This week, on December 3, 2013, anime publisher FUNimation Entertainment will release “Aquarion: EVOL”, the sequel to the 2005 anime series “Aquarion”, and we took the opportunity to see just how much the world of “Aquarion” has changed.
Taking place 12,000 years after the events of “Aquarion”, the story of “Aquarion EVOL” follows the journey of Amata Sora, a young man who has attempted to hide a special ability, he can fly when he gets too emotional, since he was a child. One day while working at a movie theater, Amata meets a young woman named Mikono Suzushiro and falls in love almost instantly. Having worked up the courage to talk to her, Amata and Mikono head out into the city to get to know a little bit more about each other, but their would-be date doesn’t last long.
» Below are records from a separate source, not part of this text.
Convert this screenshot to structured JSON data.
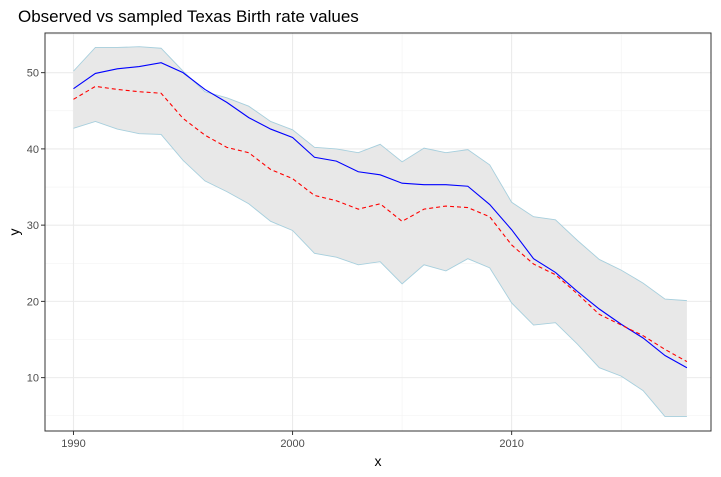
{
  "chart_data": {
    "type": "line",
    "title": "Observed vs sampled Texas Birth rate values",
    "xlabel": "x",
    "ylabel": "y",
    "xlim": [
      1988.7,
      2019.1
    ],
    "ylim": [
      3.0,
      55.2
    ],
    "x_ticks": [
      1990,
      2000,
      2010
    ],
    "y_ticks": [
      10,
      20,
      30,
      40,
      50
    ],
    "grid": true,
    "legend": "none",
    "x": [
      1990,
      1991,
      1992,
      1993,
      1994,
      1995,
      1996,
      1997,
      1998,
      1999,
      2000,
      2001,
      2002,
      2003,
      2004,
      2005,
      2006,
      2007,
      2008,
      2009,
      2010,
      2011,
      2012,
      2013,
      2014,
      2015,
      2016,
      2017,
      2018
    ],
    "band": {
      "upper": [
        50.2,
        53.3,
        53.3,
        53.4,
        53.2,
        50.2,
        47.5,
        46.7,
        45.6,
        43.6,
        42.5,
        40.2,
        40.0,
        39.5,
        40.6,
        38.3,
        40.1,
        39.5,
        39.9,
        37.9,
        33.0,
        31.1,
        30.7,
        28.0,
        25.5,
        24.1,
        22.4,
        20.3,
        20.1
      ],
      "lower": [
        42.7,
        43.6,
        42.6,
        42.0,
        41.9,
        38.5,
        35.8,
        34.4,
        32.8,
        30.5,
        29.3,
        26.3,
        25.8,
        24.8,
        25.2,
        22.3,
        24.8,
        24.0,
        25.6,
        24.4,
        19.8,
        16.9,
        17.2,
        14.4,
        11.3,
        10.2,
        8.3,
        4.9,
        4.9
      ],
      "fill": "#e8e8e8",
      "stroke": "#a7cfdd"
    },
    "series": [
      {
        "values": [
          47.9,
          49.9,
          50.5,
          50.8,
          51.3,
          50.0,
          47.8,
          46.1,
          44.1,
          42.6,
          41.5,
          38.9,
          38.4,
          37.0,
          36.6,
          35.5,
          35.3,
          35.3,
          35.1,
          32.7,
          29.4,
          25.6,
          23.8,
          21.3,
          19.0,
          17.0,
          15.2,
          12.9,
          11.3
        ],
        "color": "#0000ff",
        "style": "solid"
      },
      {
        "values": [
          46.5,
          48.2,
          47.8,
          47.5,
          47.3,
          44.0,
          41.8,
          40.2,
          39.5,
          37.3,
          36.1,
          33.9,
          33.2,
          32.1,
          32.8,
          30.5,
          32.1,
          32.5,
          32.3,
          31.1,
          27.4,
          24.9,
          23.5,
          21.0,
          18.3,
          16.9,
          15.5,
          13.7,
          12.1
        ],
        "color": "#ff0000",
        "style": "dashed"
      }
    ]
  }
}
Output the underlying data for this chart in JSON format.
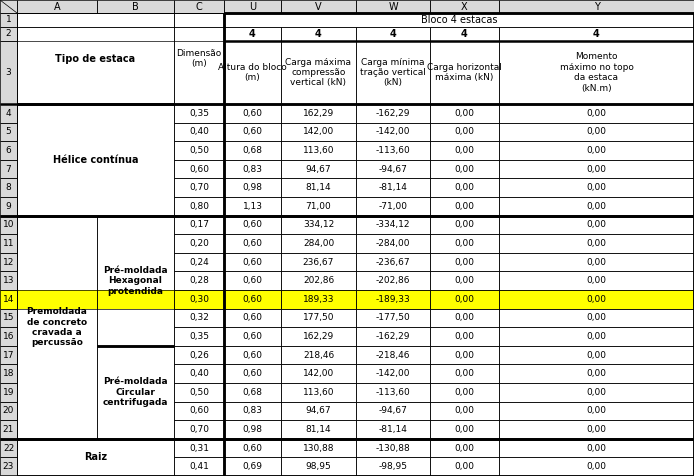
{
  "col_letters": [
    "A",
    "B",
    "C",
    "U",
    "V",
    "W",
    "X",
    "Y"
  ],
  "header_row1_text": "Bloco 4 estacas",
  "header_row2_vals": [
    "4",
    "4",
    "4",
    "4",
    "4"
  ],
  "header_row3_AB": "Tipo de estaca",
  "header_row3_C": "Dimensão\n(m)",
  "header_row3_U": "Altura do bloco\n(m)",
  "header_row3_V": "Carga máxima\ncompressão\nvertical (kN)",
  "header_row3_W": "Carga mínima\ntração vertical\n(kN)",
  "header_row3_X": "Carga horizontal\nmáxima (kN)",
  "header_row3_Y": "Momento\nmáximo no topo\nda estaca\n(kN.m)",
  "merged_A_helice": "Hélice contínua",
  "merged_A_premoldada": "Premoldada\nde concreto\ncravada a\npercussão",
  "merged_A_raiz": "Raiz",
  "merged_B_hexagonal": "Pré-moldada\nHexagonal\nprotendida",
  "merged_B_circular": "Pré-moldada\nCircular\ncentrifugada",
  "col_C": [
    "0,35",
    "0,40",
    "0,50",
    "0,60",
    "0,70",
    "0,80",
    "0,17",
    "0,20",
    "0,24",
    "0,28",
    "0,30",
    "0,32",
    "0,35",
    "0,26",
    "0,40",
    "0,50",
    "0,60",
    "0,70",
    "0,31",
    "0,41"
  ],
  "col_U": [
    "0,60",
    "0,60",
    "0,68",
    "0,83",
    "0,98",
    "1,13",
    "0,60",
    "0,60",
    "0,60",
    "0,60",
    "0,60",
    "0,60",
    "0,60",
    "0,60",
    "0,60",
    "0,68",
    "0,83",
    "0,98",
    "0,60",
    "0,69"
  ],
  "col_V": [
    "162,29",
    "142,00",
    "113,60",
    "94,67",
    "81,14",
    "71,00",
    "334,12",
    "284,00",
    "236,67",
    "202,86",
    "189,33",
    "177,50",
    "162,29",
    "218,46",
    "142,00",
    "113,60",
    "94,67",
    "81,14",
    "130,88",
    "98,95"
  ],
  "col_W": [
    "-162,29",
    "-142,00",
    "-113,60",
    "-94,67",
    "-81,14",
    "-71,00",
    "-334,12",
    "-284,00",
    "-236,67",
    "-202,86",
    "-189,33",
    "-177,50",
    "-162,29",
    "-218,46",
    "-142,00",
    "-113,60",
    "-94,67",
    "-81,14",
    "-130,88",
    "-98,95"
  ],
  "col_X": [
    "0,00",
    "0,00",
    "0,00",
    "0,00",
    "0,00",
    "0,00",
    "0,00",
    "0,00",
    "0,00",
    "0,00",
    "0,00",
    "0,00",
    "0,00",
    "0,00",
    "0,00",
    "0,00",
    "0,00",
    "0,00",
    "0,00",
    "0,00"
  ],
  "col_Y": [
    "0,00",
    "0,00",
    "0,00",
    "0,00",
    "0,00",
    "0,00",
    "0,00",
    "0,00",
    "0,00",
    "0,00",
    "0,00",
    "0,00",
    "0,00",
    "0,00",
    "0,00",
    "0,00",
    "0,00",
    "0,00",
    "0,00",
    "0,00"
  ],
  "highlight_row_idx": 10,
  "highlight_color": "#ffff00",
  "gray_bg": "#d9d9d9",
  "white_bg": "#ffffff",
  "thin_lw": 0.5,
  "thick_lw": 1.8,
  "font_size_data": 6.5,
  "font_size_header": 7.0,
  "font_size_col_letters": 7.0,
  "font_size_row_nums": 6.5
}
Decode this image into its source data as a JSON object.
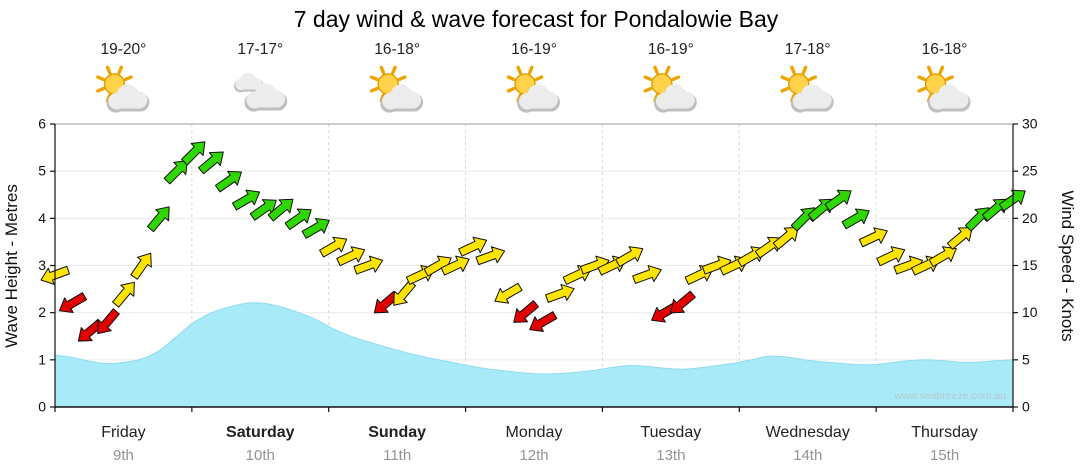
{
  "title": "7 day wind & wave forecast for Pondalowie Bay",
  "watermark": "www.seabreeze.com.au",
  "axes": {
    "left_label": "Wave Height - Metres",
    "right_label": "Wind Speed - Knots",
    "wave_min": 0,
    "wave_max": 6,
    "wave_tick_step": 1,
    "wind_min": 0,
    "wind_max": 30,
    "wind_tick_step": 5
  },
  "days": [
    {
      "name": "Friday",
      "date": "9th",
      "temp": "19-20°",
      "icon": "sun-cloud",
      "bold": false
    },
    {
      "name": "Saturday",
      "date": "10th",
      "temp": "17-17°",
      "icon": "cloud",
      "bold": true
    },
    {
      "name": "Sunday",
      "date": "11th",
      "temp": "16-18°",
      "icon": "sun-cloud",
      "bold": true
    },
    {
      "name": "Monday",
      "date": "12th",
      "temp": "16-19°",
      "icon": "sun-cloud",
      "bold": false
    },
    {
      "name": "Tuesday",
      "date": "13th",
      "temp": "16-19°",
      "icon": "sun-cloud",
      "bold": false
    },
    {
      "name": "Wednesday",
      "date": "14th",
      "temp": "17-18°",
      "icon": "sun-cloud",
      "bold": false
    },
    {
      "name": "Thursday",
      "date": "15th",
      "temp": "16-18°",
      "icon": "sun-cloud",
      "bold": false
    }
  ],
  "colors": {
    "wave_fill": "#a9eaf9",
    "wave_edge": "#8edcf0",
    "wind_low": "#e00000",
    "wind_mid": "#ffe400",
    "wind_high": "#2fd600",
    "arrow_outline": "#111111"
  },
  "chart_data": {
    "type": "area+wind-arrows",
    "hours_per_step": 3,
    "x_days": [
      "Friday 9th",
      "Saturday 10th",
      "Sunday 11th",
      "Monday 12th",
      "Tuesday 13th",
      "Wednesday 14th",
      "Thursday 15th"
    ],
    "wave_axis_range": [
      0,
      6
    ],
    "wind_axis_range": [
      0,
      30
    ],
    "wave_height_m": [
      1.1,
      1.05,
      0.97,
      0.92,
      0.95,
      1.02,
      1.2,
      1.5,
      1.8,
      2.0,
      2.12,
      2.2,
      2.2,
      2.12,
      2.0,
      1.85,
      1.65,
      1.5,
      1.38,
      1.27,
      1.17,
      1.08,
      1.0,
      0.93,
      0.86,
      0.8,
      0.76,
      0.72,
      0.7,
      0.71,
      0.74,
      0.78,
      0.84,
      0.88,
      0.86,
      0.82,
      0.8,
      0.83,
      0.88,
      0.93,
      1.0,
      1.08,
      1.06,
      1.0,
      0.96,
      0.93,
      0.9,
      0.9,
      0.94,
      0.98,
      1.0,
      0.98,
      0.95,
      0.95,
      0.98,
      1.0
    ],
    "wind_speed_knots": [
      14,
      11,
      8,
      9,
      12,
      15,
      20,
      25,
      27,
      26,
      24,
      22,
      21,
      21,
      20,
      19,
      17,
      16,
      15,
      11,
      12,
      14,
      15,
      15,
      17,
      16,
      12,
      10,
      9,
      12,
      14,
      15,
      15,
      16,
      14,
      10,
      11,
      14,
      15,
      15,
      16,
      17,
      18,
      20,
      21,
      22,
      20,
      18,
      16,
      15,
      15,
      16,
      18,
      20,
      21,
      22
    ],
    "wind_dir_deg": [
      160,
      150,
      140,
      130,
      -50,
      -55,
      -50,
      -45,
      -45,
      -40,
      -35,
      -30,
      -35,
      -40,
      -35,
      -30,
      -30,
      -25,
      -20,
      140,
      130,
      -25,
      -30,
      -25,
      -25,
      -20,
      150,
      140,
      150,
      -20,
      -25,
      -20,
      -25,
      -30,
      -20,
      150,
      140,
      -25,
      -20,
      -25,
      -30,
      -35,
      -40,
      -45,
      -40,
      -35,
      -30,
      -25,
      -25,
      -20,
      -25,
      -30,
      -40,
      -45,
      -40,
      -35
    ],
    "wind_color_thresholds": {
      "red_max": 11,
      "green_min": 19
    }
  }
}
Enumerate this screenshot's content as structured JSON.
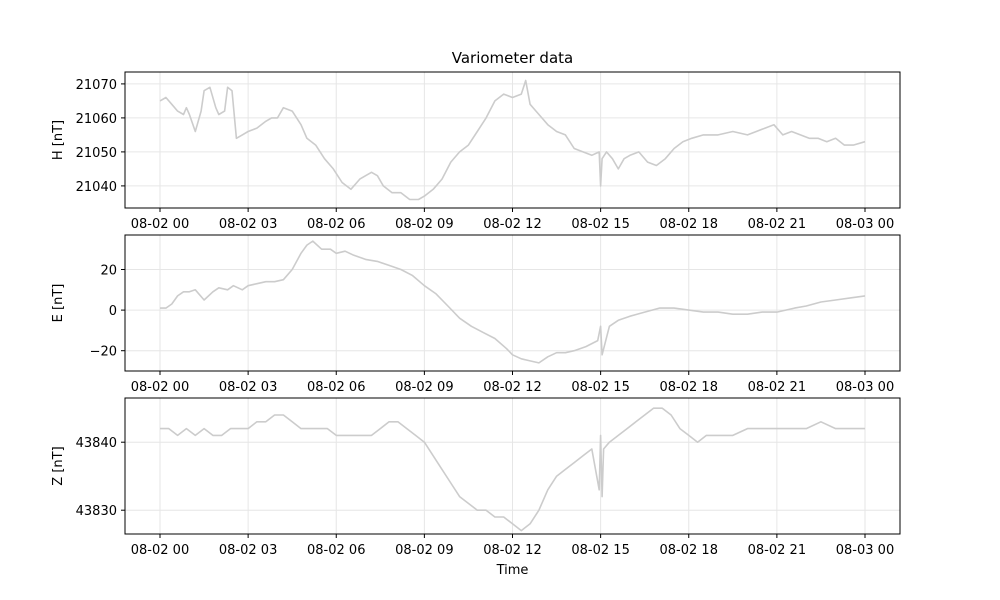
{
  "chart_data": {
    "type": "line",
    "title": "Variometer data",
    "xlabel": "Time",
    "grid": true,
    "line_color": "#cccccc",
    "grid_color": "#e6e6e6",
    "x_range": [
      "08-02 00:00",
      "08-03 00:00"
    ],
    "x_ticks": [
      "08-02 00",
      "08-02 03",
      "08-02 06",
      "08-02 09",
      "08-02 12",
      "08-02 15",
      "08-02 18",
      "08-02 21",
      "08-03 00"
    ],
    "panels": [
      {
        "name": "H",
        "ylabel": "H [nT]",
        "ylim": [
          21033.5,
          21073.5
        ],
        "yticks": [
          21040,
          21050,
          21060,
          21070
        ],
        "series": [
          {
            "hours": [
              0,
              0.2,
              0.4,
              0.6,
              0.8,
              0.9,
              1.0,
              1.2,
              1.4,
              1.5,
              1.7,
              1.9,
              2.0,
              2.2,
              2.3,
              2.45,
              2.6,
              2.8,
              3.0,
              3.3,
              3.6,
              3.8,
              4.0,
              4.2,
              4.5,
              4.8,
              5.0,
              5.3,
              5.6,
              5.9,
              6.2,
              6.5,
              6.8,
              7.0,
              7.2,
              7.4,
              7.6,
              7.9,
              8.2,
              8.5,
              8.8,
              9.0,
              9.3,
              9.6,
              9.9,
              10.2,
              10.5,
              10.8,
              11.1,
              11.4,
              11.7,
              12.0,
              12.3,
              12.45,
              12.6,
              12.8,
              13.0,
              13.2,
              13.5,
              13.8,
              14.1,
              14.4,
              14.7,
              14.95,
              15.0,
              15.05,
              15.2,
              15.4,
              15.6,
              15.8,
              16.0,
              16.3,
              16.6,
              16.9,
              17.2,
              17.5,
              17.8,
              18.1,
              18.5,
              19.0,
              19.5,
              20.0,
              20.3,
              20.6,
              20.9,
              21.2,
              21.5,
              21.8,
              22.1,
              22.4,
              22.7,
              23.0,
              23.3,
              23.6,
              24.0
            ],
            "values": [
              21065,
              21066,
              21064,
              21062,
              21061,
              21063,
              21061,
              21056,
              21062,
              21068,
              21069,
              21063,
              21061,
              21062,
              21069,
              21068,
              21054,
              21055,
              21056,
              21057,
              21059,
              21060,
              21060,
              21063,
              21062,
              21058,
              21054,
              21052,
              21048,
              21045,
              21041,
              21039,
              21042,
              21043,
              21044,
              21043,
              21040,
              21038,
              21038,
              21036,
              21036,
              21037,
              21039,
              21042,
              21047,
              21050,
              21052,
              21056,
              21060,
              21065,
              21067,
              21066,
              21067,
              21071,
              21064,
              21062,
              21060,
              21058,
              21056,
              21055,
              21051,
              21050,
              21049,
              21050,
              21040,
              21048,
              21050,
              21048,
              21045,
              21048,
              21049,
              21050,
              21047,
              21046,
              21048,
              21051,
              21053,
              21054,
              21055,
              21055,
              21056,
              21055,
              21056,
              21057,
              21058,
              21055,
              21056,
              21055,
              21054,
              21054,
              21053,
              21054,
              21052,
              21052,
              21053
            ]
          }
        ]
      },
      {
        "name": "E",
        "ylabel": "E [nT]",
        "ylim": [
          -30,
          37
        ],
        "yticks": [
          -20,
          0,
          20
        ],
        "series": [
          {
            "hours": [
              0,
              0.2,
              0.4,
              0.6,
              0.8,
              1.0,
              1.2,
              1.5,
              1.8,
              2.0,
              2.3,
              2.5,
              2.8,
              3.0,
              3.3,
              3.6,
              3.9,
              4.2,
              4.5,
              4.8,
              5.0,
              5.2,
              5.5,
              5.8,
              6.0,
              6.3,
              6.6,
              7.0,
              7.4,
              7.8,
              8.2,
              8.6,
              9.0,
              9.4,
              9.8,
              10.2,
              10.6,
              11.0,
              11.4,
              11.8,
              12.0,
              12.3,
              12.6,
              12.9,
              13.2,
              13.5,
              13.8,
              14.1,
              14.5,
              14.9,
              15.0,
              15.05,
              15.3,
              15.6,
              16.0,
              16.5,
              17.0,
              17.5,
              18.0,
              18.5,
              19.0,
              19.5,
              20.0,
              20.5,
              21.0,
              21.3,
              21.6,
              22.0,
              22.5,
              23.0,
              23.5,
              24.0
            ],
            "values": [
              1,
              1,
              3,
              7,
              9,
              9,
              10,
              5,
              9,
              11,
              10,
              12,
              10,
              12,
              13,
              14,
              14,
              15,
              20,
              28,
              32,
              34,
              30,
              30,
              28,
              29,
              27,
              25,
              24,
              22,
              20,
              17,
              12,
              8,
              2,
              -4,
              -8,
              -11,
              -14,
              -19,
              -22,
              -24,
              -25,
              -26,
              -23,
              -21,
              -21,
              -20,
              -18,
              -15,
              -8,
              -22,
              -8,
              -5,
              -3,
              -1,
              1,
              1,
              0,
              -1,
              -1,
              -2,
              -2,
              -1,
              -1,
              0,
              1,
              2,
              4,
              5,
              6,
              7
            ]
          }
        ]
      },
      {
        "name": "Z",
        "ylabel": "Z [nT]",
        "ylim": [
          43826.5,
          43846.5
        ],
        "yticks": [
          43830,
          43840
        ],
        "series": [
          {
            "hours": [
              0,
              0.3,
              0.6,
              0.9,
              1.2,
              1.5,
              1.8,
              2.1,
              2.4,
              2.7,
              3.0,
              3.3,
              3.6,
              3.9,
              4.2,
              4.5,
              4.8,
              5.1,
              5.4,
              5.7,
              6.0,
              6.3,
              6.6,
              6.9,
              7.2,
              7.5,
              7.8,
              8.1,
              8.4,
              8.7,
              9.0,
              9.3,
              9.6,
              9.9,
              10.2,
              10.5,
              10.8,
              11.1,
              11.4,
              11.7,
              12.0,
              12.3,
              12.6,
              12.9,
              13.2,
              13.5,
              13.8,
              14.1,
              14.4,
              14.7,
              14.95,
              15.0,
              15.05,
              15.1,
              15.3,
              15.6,
              15.9,
              16.2,
              16.5,
              16.8,
              17.1,
              17.4,
              17.7,
              18.0,
              18.3,
              18.6,
              19.0,
              19.5,
              20.0,
              20.5,
              21.0,
              21.5,
              22.0,
              22.5,
              23.0,
              23.5,
              24.0
            ],
            "values": [
              43842,
              43842,
              43841,
              43842,
              43841,
              43842,
              43841,
              43841,
              43842,
              43842,
              43842,
              43843,
              43843,
              43844,
              43844,
              43843,
              43842,
              43842,
              43842,
              43842,
              43841,
              43841,
              43841,
              43841,
              43841,
              43842,
              43843,
              43843,
              43842,
              43841,
              43840,
              43838,
              43836,
              43834,
              43832,
              43831,
              43830,
              43830,
              43829,
              43829,
              43828,
              43827,
              43828,
              43830,
              43833,
              43835,
              43836,
              43837,
              43838,
              43839,
              43833,
              43841,
              43832,
              43839,
              43840,
              43841,
              43842,
              43843,
              43844,
              43845,
              43845,
              43844,
              43842,
              43841,
              43840,
              43841,
              43841,
              43841,
              43842,
              43842,
              43842,
              43842,
              43842,
              43843,
              43842,
              43842,
              43842
            ]
          }
        ]
      }
    ]
  }
}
While they are out, the city comes under attack from the “Abductors”, machines from another planet that abduct people, and in the ensuing battle between the collectors and the planet’s protectors, who pilot machines called “Vectors” which are combined to create “Aquaria” (giant robots), Amata and Mikono are taken into one of the Vectors and Amata unlocks a forbidden form of the Aquaria, called Aquarion EVOL, and uses it to battle back an enemy unlike any they had seen before. Once the battle is over, Amata and Mikono are taken to an academy where they are tested to uncover how Amata was able to hijack a Vector and form Aquarion EVOL, something that should have been prevented because male and female pilots are forbidden from combining with one another.
As the two begin their new lives at the academy, a school for Elementals, humans with the ability to use special powers, Amata is shocked to learn that he and Mikono are forbidden from seeing one another, and not just because Mikono’s older brother is a teammate; the academy has been split into a boys side and a girls side with interaction between the two side restricted. The rules are forced to change however as new and more powerful enemies begin attacking, looking for Mikono and the other female pilots. This forces the two sides to team up, but after years of separation there are plenty of issues, mostly to do with hormones.
The “Aquarion: EVOL” story is an interesting, although familiar concept. In the first part of the anime, the first 13 episodes, the story mainly focuses on Amata and the rest of his classmates learning to work alongside one another as they fight to prevent their enemy from abducting anoyone else. One enemy pilot, a psychopath named Kagura, becomes especially obsessed with Mikono while Amata has his own pursuer in the form of Zessica, a fellow pilot, forcing a bit of a love triangle (or is it a square?).
Although the story seems a bit too similar to other anime in some ways it is still entertaining. The battles have plenty of action and many of the characters are likable and their interactions make for some great comedic and dramatic moments. Perhaps it is still too early in the series, but Mikono is one character that I just could like, there was just something about her that made her difficult to pull for. Hopefully as the story progresses that will change.
Visually “Aquarion: EVOL” had a good look, the picture quality was clear and the animation was smooth. This review is based on the DVD version of the series so the Blu-ray could offer even better quality. As far as the designs go, the characters all had looks that fit with their personalities well, and characters like Zessica and MIX delivered on the fan service side of things. The mechs also had some nice designs and the different combinations kept things from getting too repetitive.
The two voice casts both seemed to do a fair job with matching up with their characters, there were a few that seemed a little off, like Andy having too deep of a voice (in my opinion) in the Japanese dub, but overall both versions are equally watchable. Should you watch the series with subtitles, they are clear, easy to read and remain on screen for a fair length of time.
Included as on-disc features were English staff commentary for episodes one and nine, the textless opening and closing, a U.S. trailer for “Aquarion: EVOL” and trailers for other FUNimation releases. Also included was “The Myth of Ten Thousand Years and Two Thousand More Returns”, a featurette that offers some insight into the return of “Aquarion”.
“Aquarion: EVOL” offers plenty of laughs and action along with some fan service and fans of mecha anime should find this one worth watching. The series does have a strange pacing though, it seemed like they focused quite a bit on the relationships of all of the characters and then they would have to cram in the conflict between the two sides, so at times it would feel slow and then it would speed up without much warning. Now that much of the cast has been introduced, hopefully the next part will focus more on the main story.
3.5 out of 5
Publisher: FUNimation Entertainment
Runtime: 325 minutes
Number of Episodes: 13
Number of Discs: 2 DVDs (Also on Blu-ray)
Languages: English, Japanese with English subtitles
Age Rating: TV-14
Release Date: December 3, 2013
SRP: $69.98 (For the limited edition Blu-ray/DVD combo pack)
(A review copy of “Aquarion: EVOL” on DVD was provided by FUNimation Entertainment.)